Unreality check
Back in those early and innocent days of the last presidential campaign, the crowded Republican field was often referred to (not infrequently by Republicans) as a “clown car.” It was funny at the time, if clichéd.
It’s not funny now. Send in the clowns. Please.
The more apt vehicular metaphor might be a padded van. The ostensible leader of the free world is seeing bugs in the walls, like Ray Milland in “The Lost Weekend,” except he insists these bugs were put there by the previous president of the United States.
That ought to be of substantial public concern. Of far greater concern is that millions of Americans not only don’t have a problem with it, but consider these bizarre and irresponsible rantings somehow credible.
It’s reassuring that polls say only 39 percent of Americans think Donald Trump is doing a decent job as president. It’s horrifying that 39 percent of Americans think Donald Trump is doing a decent job as president.
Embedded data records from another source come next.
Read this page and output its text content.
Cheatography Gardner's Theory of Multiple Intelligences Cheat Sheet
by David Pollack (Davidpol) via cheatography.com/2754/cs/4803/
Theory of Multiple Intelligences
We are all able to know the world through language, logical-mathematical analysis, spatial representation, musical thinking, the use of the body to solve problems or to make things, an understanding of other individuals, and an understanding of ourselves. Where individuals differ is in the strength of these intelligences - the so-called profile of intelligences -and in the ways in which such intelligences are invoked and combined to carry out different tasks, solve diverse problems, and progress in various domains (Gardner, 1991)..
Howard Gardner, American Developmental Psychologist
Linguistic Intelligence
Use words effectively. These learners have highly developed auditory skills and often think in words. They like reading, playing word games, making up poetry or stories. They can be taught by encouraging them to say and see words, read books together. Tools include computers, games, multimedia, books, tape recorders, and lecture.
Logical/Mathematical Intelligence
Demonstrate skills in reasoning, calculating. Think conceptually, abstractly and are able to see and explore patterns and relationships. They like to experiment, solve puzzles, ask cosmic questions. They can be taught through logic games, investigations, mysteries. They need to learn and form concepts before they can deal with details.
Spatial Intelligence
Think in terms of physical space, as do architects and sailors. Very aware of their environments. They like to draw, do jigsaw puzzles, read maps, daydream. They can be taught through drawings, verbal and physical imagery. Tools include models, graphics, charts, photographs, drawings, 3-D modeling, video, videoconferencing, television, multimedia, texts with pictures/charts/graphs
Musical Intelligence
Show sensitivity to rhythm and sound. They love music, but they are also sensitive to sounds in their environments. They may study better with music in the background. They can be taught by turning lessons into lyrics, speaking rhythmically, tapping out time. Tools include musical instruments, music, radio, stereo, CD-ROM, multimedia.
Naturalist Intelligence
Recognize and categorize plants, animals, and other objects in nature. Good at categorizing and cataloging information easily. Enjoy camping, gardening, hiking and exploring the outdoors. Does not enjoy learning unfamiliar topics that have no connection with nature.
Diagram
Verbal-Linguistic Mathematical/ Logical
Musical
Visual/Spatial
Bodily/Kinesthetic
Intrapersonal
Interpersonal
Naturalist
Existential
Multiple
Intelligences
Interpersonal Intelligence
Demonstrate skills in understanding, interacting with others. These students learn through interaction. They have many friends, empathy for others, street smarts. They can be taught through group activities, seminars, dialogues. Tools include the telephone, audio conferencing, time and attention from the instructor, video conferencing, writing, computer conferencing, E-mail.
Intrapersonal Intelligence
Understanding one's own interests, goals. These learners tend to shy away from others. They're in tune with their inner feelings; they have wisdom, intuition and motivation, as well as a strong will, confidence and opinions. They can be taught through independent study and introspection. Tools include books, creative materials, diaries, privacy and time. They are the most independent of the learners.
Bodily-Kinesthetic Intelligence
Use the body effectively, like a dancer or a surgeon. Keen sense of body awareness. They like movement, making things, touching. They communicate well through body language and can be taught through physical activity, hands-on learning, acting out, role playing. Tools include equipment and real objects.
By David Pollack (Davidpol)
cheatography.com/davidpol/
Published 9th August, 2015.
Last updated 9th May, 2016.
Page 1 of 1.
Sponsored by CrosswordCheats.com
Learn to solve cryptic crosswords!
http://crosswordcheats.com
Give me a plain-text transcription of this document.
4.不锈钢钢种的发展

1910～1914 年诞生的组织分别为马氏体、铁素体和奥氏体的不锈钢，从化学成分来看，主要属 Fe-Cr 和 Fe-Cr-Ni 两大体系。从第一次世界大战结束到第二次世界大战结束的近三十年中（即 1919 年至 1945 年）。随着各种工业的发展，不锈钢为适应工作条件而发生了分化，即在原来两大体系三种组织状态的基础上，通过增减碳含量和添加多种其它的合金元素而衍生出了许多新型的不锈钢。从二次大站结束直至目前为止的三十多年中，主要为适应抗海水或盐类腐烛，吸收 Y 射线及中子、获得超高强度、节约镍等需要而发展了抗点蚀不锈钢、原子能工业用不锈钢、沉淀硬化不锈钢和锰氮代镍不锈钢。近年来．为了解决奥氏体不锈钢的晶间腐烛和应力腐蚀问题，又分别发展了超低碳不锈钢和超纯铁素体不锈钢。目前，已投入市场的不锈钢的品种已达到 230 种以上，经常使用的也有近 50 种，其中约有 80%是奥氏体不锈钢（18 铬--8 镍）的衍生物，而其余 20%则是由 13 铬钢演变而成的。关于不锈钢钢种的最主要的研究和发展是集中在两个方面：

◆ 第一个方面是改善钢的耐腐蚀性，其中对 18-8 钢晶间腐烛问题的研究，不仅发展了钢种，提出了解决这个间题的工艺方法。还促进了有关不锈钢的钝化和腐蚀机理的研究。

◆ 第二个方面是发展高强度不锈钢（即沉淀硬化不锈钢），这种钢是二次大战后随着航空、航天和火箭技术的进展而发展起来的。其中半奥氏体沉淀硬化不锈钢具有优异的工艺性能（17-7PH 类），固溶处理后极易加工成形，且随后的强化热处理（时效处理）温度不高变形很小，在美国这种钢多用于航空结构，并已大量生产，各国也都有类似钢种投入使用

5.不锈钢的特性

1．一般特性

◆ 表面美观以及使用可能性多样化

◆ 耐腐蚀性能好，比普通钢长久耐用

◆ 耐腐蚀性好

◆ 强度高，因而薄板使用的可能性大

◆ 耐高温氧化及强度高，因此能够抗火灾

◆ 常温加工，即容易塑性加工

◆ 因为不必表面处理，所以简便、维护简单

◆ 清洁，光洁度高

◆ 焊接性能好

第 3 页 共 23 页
I’ve been trying for weeks now to write something about this intensifying national nightmare and just haven’t been up to it — overwhelmed, frankly, by the sheer enormity of what we’re seeing ... and willfully not seeing.
What every attempt keeps running into is this: Is there anything at this point, literally anything, that President Trump could do or say, or that could be revealed about him, that would make any difference to people who are going to excuse and rationalize this monstrous mutation of a presidency no matter what?
Apparently not. Because in the Age of Trump, reality is Play-Doh.
It certainly didn’t matter before the election. We all saw him mocking a disabled reporter — the video is still available all over the Web — and his enablers, public and private, tell you with a straight face that it never happened. He’s caught on camera boasting about grabbing women by the crotch, and it’s just dirty talk, not molestation. He claims to have seen American Muslims cheering on 9/11 — a story the rest of the nation somehow missed for 15 years. (Let’s hope we don’t have some diplomatic disagreement with Tokyo, or Trump will claim Japanese-Americans on Oahu were celebrating as the Arizona burned and sank.)
Now he’s president, and it still doesn’t matter.
He sends out illiterate, unhinged Twitter messages accusing his predecessor of wiretapping his apartment — an assertion Trump clings to, writes the notoriously left-wing editorial page of the Wall Street Journal, “like a drunk to an empty gin bottle.”
He’s a serial liar, and he’s gloatingly defiant about it. His recent interview with Time magazine is one jaw-dropping lie after another, after another, after another. He needs no evidence and should be held to no accountability, because he’s “intuitive.” (Or was it “intuitional”? No matter.)
This reckless, fact-untethered, pathologically narcissistic man-child is unfit to lead a snipe hunt, and there apparently aren't five people in the moral wasteland that's left of Congress who are willing to rise above this wreckage for the sake of country over politics. (Ending this dangerous farce would still leave the GOP in control of all three branches of government.)
At some level, almost everybody sees the truth. That’s what has the world looking at us in head-shaking disbelief: Everybody knows it, and everybody knows everybody knows it.
And we’re not even into the Russia thing yet — the growing evidence of collusion with a foreign, and hardly friendly, power. It really isn’t needed here except to make a grotesquely obvious point: Summon up 30 seconds’ worth of intellectual and ethical honesty, and imagine a Democrat — any Democrat, but especially one named Obama or Clinton — with exactly the same body of evidence re Vlad Putin and Moscow, and try to make the case that Congress wouldn’t be in full impeachment-imprisonment meltdown mode. We’d be building new cells at Gitmo.
Speaking of Democrats, incidentally — and they are indeed incidental — don’t expect any help there. They’re fully engaged in the time-honored tradition of ignoring battles they can win to fight ones they can’t. There’s also a passionate faction you’ve no doubt heard about that thinks the way to win back Trump voters is by pulling the party more to the left. There might be some planet where that makes sense. On this one, it sounds like using the Falcons’ fourth-quarter Super Bowl game plan for strategy ideas.
This shouldn’t be about liberal vs. conservative, because Donald Trump is neither. He has no discernible ideology or principles or convictions — except, of course, for his newly discovered (but no doubt sincere and abiding) reverence for the unborn. This was apparently enough to secure him the “Christian” vote thanks to the toxic embrace of the Elmer Gantry PAC, a tragic degenerative disease of American faith.
We’ve heard a lot of talk in recent years about “taking back” America, much of it from people who seemed to think the country was ever all theirs in the first place. Somewhere within the GOP, surely, are men and women who constitute a collective conscience with a pulse, and who need to focus on taking back their party. If they manage the latter, it would go a long way toward accomplishing the former.